Almost being mauled to death by a lion in her very first movie didn’t dissuade her from following her dreams of becoming an actor, leading to a phenomenal career that’s yielded two Academy Award wins for ‘Best Actress’ and seen her collaborate with the likes of Martin Scorsese, Jonathan Demme, Richard Donner, David Fincher, Robert Zemeckis, Spike Lee, and many more.
However, working with one particular actor-turned-director turned out to be a nightmare. Of course, Dennis Hopper had long since carved out a reputation as an unpredictable presence and one of Hollywood’s most notorious hellraisers, so there was always a chance their creative partnership on 1990’s Catchfire would be combustible.
The crime thriller was Hopper’s fifth directorial credit and featured him in a supporting role alongside a star-studded ensemble that boasted Vincent Price, Joe Pesci, John Turturro, Catherine Keener, Charlie Sheen, and Bob Dylan in the tale of Foster’s artist witnessing a mob-sponsored murder and being pursued by Hopper’s obsessed hitman after he’s tasked to take her out.
Panned by critics and an unmitigated catastrophe at the box office, Hopper would even have his name removed from the credits in favour of the famed pseudonym Alan Smithee before editing together his preferred version and releasing it on television and home video under the title of Backtrack.

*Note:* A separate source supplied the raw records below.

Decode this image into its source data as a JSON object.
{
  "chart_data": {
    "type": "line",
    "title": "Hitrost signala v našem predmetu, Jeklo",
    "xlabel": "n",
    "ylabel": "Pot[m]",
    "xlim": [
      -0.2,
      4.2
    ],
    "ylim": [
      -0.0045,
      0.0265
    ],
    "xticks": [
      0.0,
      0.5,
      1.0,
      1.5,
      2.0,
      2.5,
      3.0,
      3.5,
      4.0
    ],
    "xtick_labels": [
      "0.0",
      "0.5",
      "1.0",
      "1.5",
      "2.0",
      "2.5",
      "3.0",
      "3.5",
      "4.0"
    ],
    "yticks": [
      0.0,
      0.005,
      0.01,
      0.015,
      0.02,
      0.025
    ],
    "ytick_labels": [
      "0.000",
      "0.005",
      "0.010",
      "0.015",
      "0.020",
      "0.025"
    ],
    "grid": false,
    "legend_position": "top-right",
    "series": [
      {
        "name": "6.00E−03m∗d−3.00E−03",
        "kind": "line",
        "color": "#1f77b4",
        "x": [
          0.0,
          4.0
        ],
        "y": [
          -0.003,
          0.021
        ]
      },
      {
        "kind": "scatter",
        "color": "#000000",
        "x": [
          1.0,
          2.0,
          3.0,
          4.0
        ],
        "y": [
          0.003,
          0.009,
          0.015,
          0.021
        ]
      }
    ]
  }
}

Foster was hardly alone, though, with screenwriter Anne Louise Bardach calling Hopper “completely insane”, revealing that even though he’d instructed her to craft “a really tight, taut thriller”, the end result was more akin to a “vaudevillian caper.”
It would take Foster years to name the culprit behind her displeasure, after she referred to how she’d “worked with an actor/director who was a major pain”, something she described as “very difficult” for her in more ways than one. Years later, she would confirm it was Hopper she was talking about, to the point where she even warned Meryl Streep against the prospect of following in her footsteps and working with the Easy Rider star.

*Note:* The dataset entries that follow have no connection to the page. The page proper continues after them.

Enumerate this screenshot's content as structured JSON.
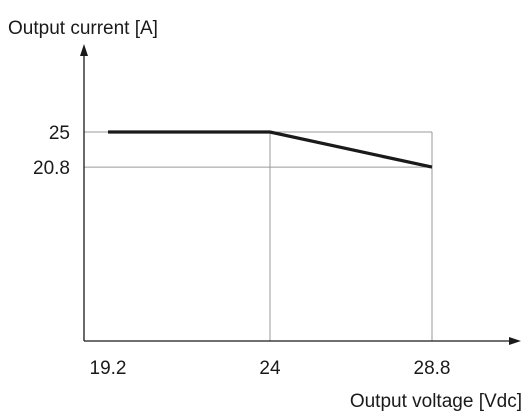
{
  "chart_data": {
    "type": "line",
    "ylabel": "Output current [A]",
    "xlabel": "Output voltage [Vdc]",
    "x_tick_labels": [
      "19.2",
      "24",
      "28.8"
    ],
    "y_tick_labels": [
      "25",
      "20.8"
    ],
    "xlim": [
      19.2,
      30.5
    ],
    "ylim": [
      0,
      30
    ],
    "x_ticks": [
      19.2,
      24,
      28.8
    ],
    "y_ticks": [
      25,
      20.8
    ],
    "grid": true,
    "series": [
      {
        "x": [
          19.2,
          24,
          28.8
        ],
        "y": [
          25,
          25,
          20.8
        ],
        "color": "#1a1a1a"
      }
    ]
  }
}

During an appearance on The Charlie Rose Show, Hopper railed against the sabotage, revealing that Catchfire “blew what I thought at the time was a go project” when “Meryl suddenly said no” on Foster’s urging. The damage was already done, though, and that extended to the actor and filmmaker openly blasting the theatrical cut of his own movie, which he distanced himself from in unequivocal terms.
Taking aim at production company and distributor Vestron Pictures, Hopper would make sure everybody knew Catchfire “is not a film by Dennis Hopper”. Instead, it was “directed by some idiots at Vestron” who removed half an hour of footage he’d shot in the editing suite and discarded all of his music choices.

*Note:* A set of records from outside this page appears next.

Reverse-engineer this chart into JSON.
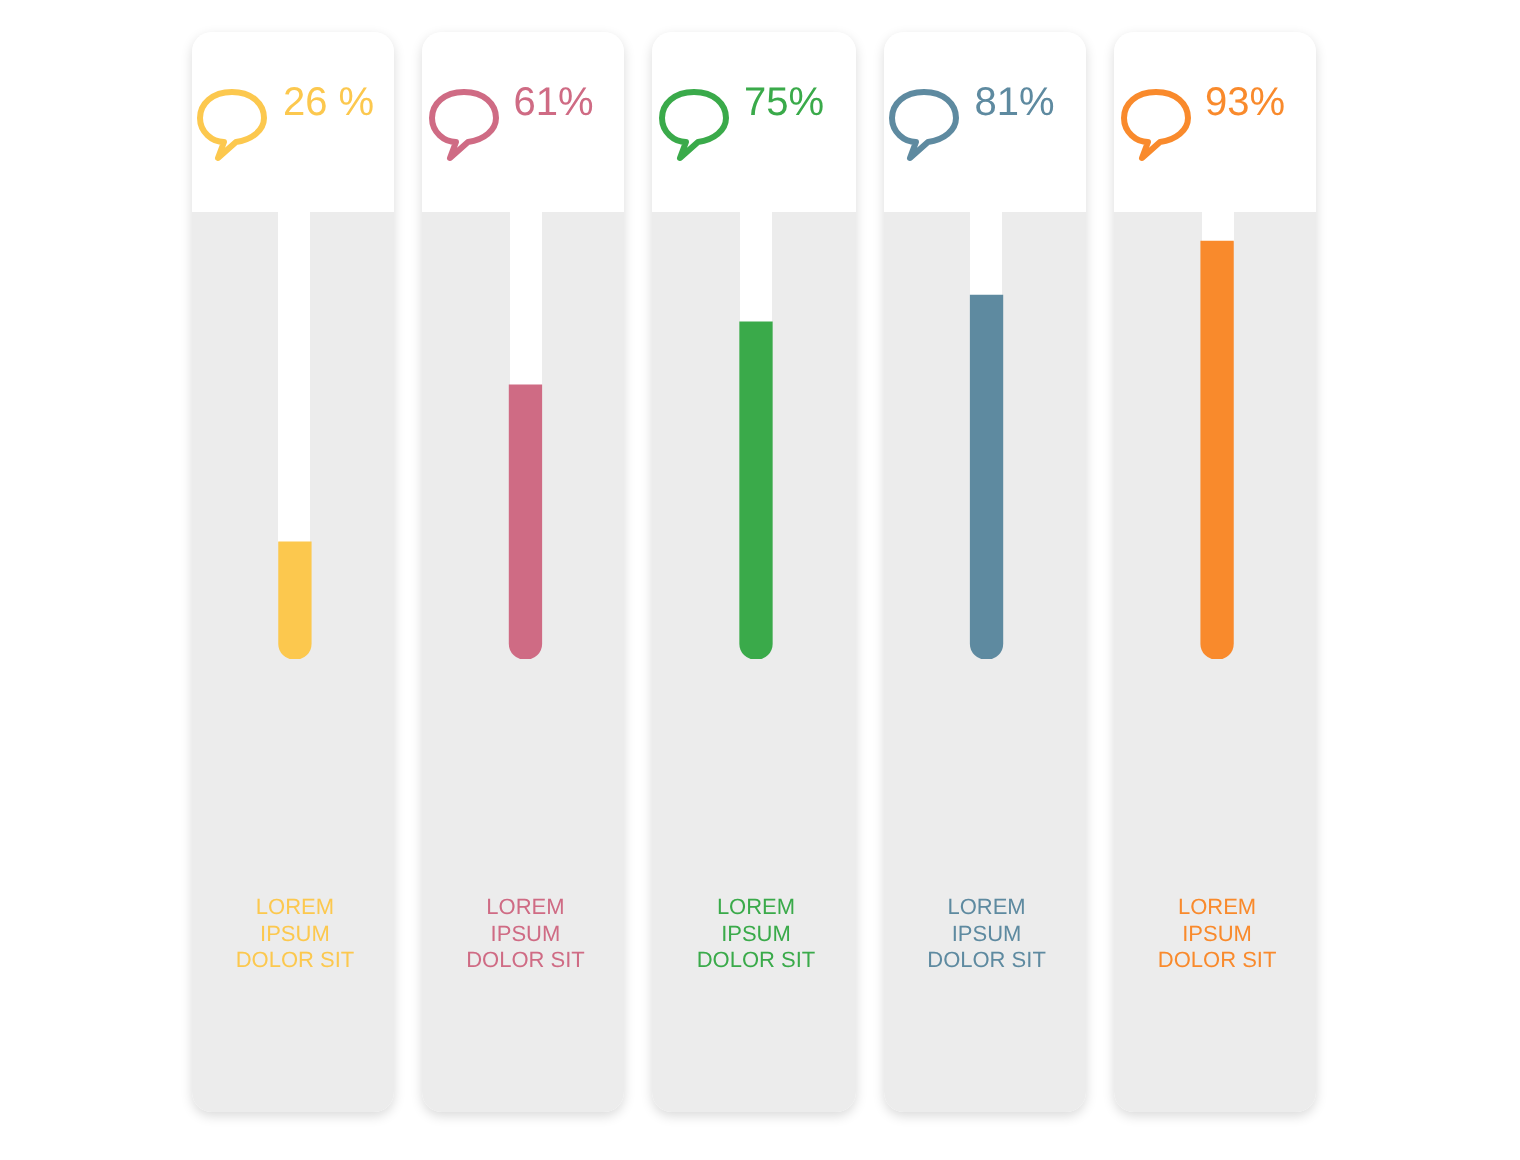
{
  "chart_data": {
    "type": "bar",
    "categories": [
      "LOREM\nIPSUM\nDOLOR SIT",
      "LOREM\nIPSUM\nDOLOR SIT",
      "LOREM\nIPSUM\nDOLOR SIT",
      "LOREM\nIPSUM\nDOLOR SIT",
      "LOREM\nIPSUM\nDOLOR SIT"
    ],
    "values": [
      26,
      61,
      75,
      81,
      93
    ],
    "colors": [
      "#fcc84e",
      "#cf6b84",
      "#3aaa4a",
      "#5e8aa0",
      "#f98a2c"
    ],
    "value_labels": [
      "26 %",
      "61%",
      "75%",
      "81%",
      "93%"
    ],
    "tick_labels": "x"
  }
}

Catchfire may not have been Hopper’s movie, but Backtrack – 18 minutes longer and with an alternate ending – certainly was. Either way, it proved to be one of the biggest disasters of Foster’s career on a critical and commercial level, whatever it was called, with her misery being compounded by her dealings with the maverick in charge of the set, which got so heated it ended up drawing Streep into its orbit long after the fact.